The second round of tests runs with 1 virtual users produced the following results:
The pattern seen in 8 virtual users tests with varied numbers of UUIDs concatenated is repeated here in the 1 virtual tests. Higher CPU utilization for mod-inventory-storage as more UUIDs are being retrieved and processed, while mod-authtoken's CPU usage decreases.
Database
In the 8 virtual users tests the database CPU utilization across the tests doesn't vary much between 10 and 40 UUIDs concatenation tests. Retrieving 1 record at a time uses less CPU than when searching for many records at a time. Note the spikes and sudden in tests with 20, 30, and 40 records tests. This is due to memory issues, more below.
For the 1-user tests, the DB CPU usage is rather constant and is very low across all tests.
Previously there are spikes and sudden dips in CPU utilizations in 8-users tests. This is due to excessive memory usage by the database. The next two graphs show the database freeable memory being used up as time goes on. A fresh database starts out with nearly 8000MB but the more these tests were run the more memory was used up and held up so that eventually after a run or two the database crashed and restarted on its own, shown by the dips to nearly 100MB remaining.
Even with the 1 record test for 8 users, the database used up a lot of memory, about 4000MB. Tests with 10 through 40 records concatenation resulted in a crash during the 15 minutes test. During this time the DB Reader instance took over so a minimal disruption of no more than 2 minutes was observed.
Things were not much more promising with 1 user tests:
For a 1 user 1 record lookup test, the slope of memory usage is not as steep as in the 40 records or 50 records look up tests. These are 15 minutes tests.

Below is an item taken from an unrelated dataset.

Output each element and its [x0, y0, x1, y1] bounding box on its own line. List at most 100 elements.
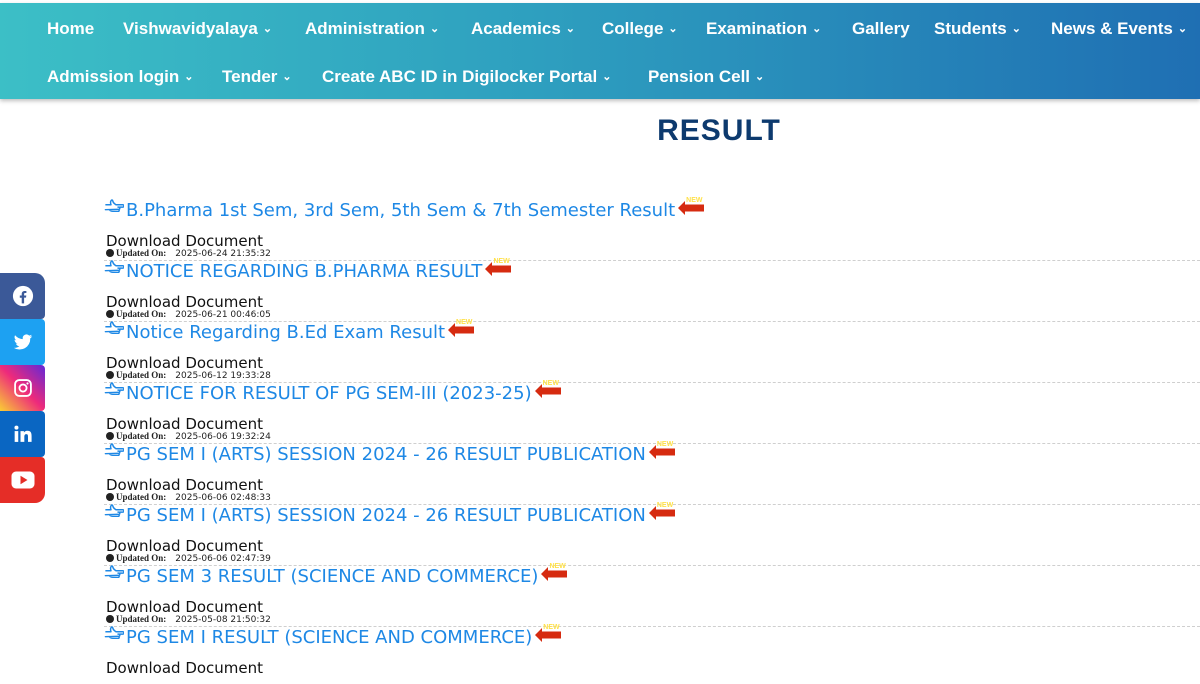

Why is the database using up so much memory? There were no slow queries, as the queries used in these lookup operations utilized indexes. The only plausible is that perhaps the count_estimate() calls used up and held up memories because its logic is fairly complex and might be resource intensive: https://github.com/folio-org/raml-module-builder#estimated-totalrecords
Discussions
Concatenating UUIDs seemed like a good idea, up to a point. It certainly returns results a faster due to less trips to mod-inventory-storage, less trips to mod-authtoken, and less calls to SELECT count_estimate(). However, the storage module works much harder to deserialize all the records coming back, and the database uses up memory at a much faster rate and could result in a DB crash minutes into the test run if looking up more than 20 records at once. The amount of load also causes issues. If only one user creating loads (by concatenating UUDIs) then the database could handle it fairly easily, but if there were multiple users generating the same load then database errors would likely be generated. Likewise the more records being concatenated result in the more system resources being consumed, no matter the number of users. Therefore, it's up to the app developer to decide whether or not concatenating UUIDs in lookups make sense while taking into considerations the expected total number of records to look up (which equates to the time running these queries) and the number of concurrent users. This approach does not apply to a use case that has many concurrent users, for example, but may be applicable to background tasks.
Another factor to consider is in the near future, improvements made in caching Okapi tokens will naturally eliminate the need to go to mod-authtoken on every API call to get the same type of resource (
). Additionally, there might be an improvement in the way to lookup a one-record result that'd not execute SELECT count_estimate() in the database, thus it may not be as taxing on the database's memory ( ). If these improvements were made in the near future, concatenating UUIDs may not gain as much benefit.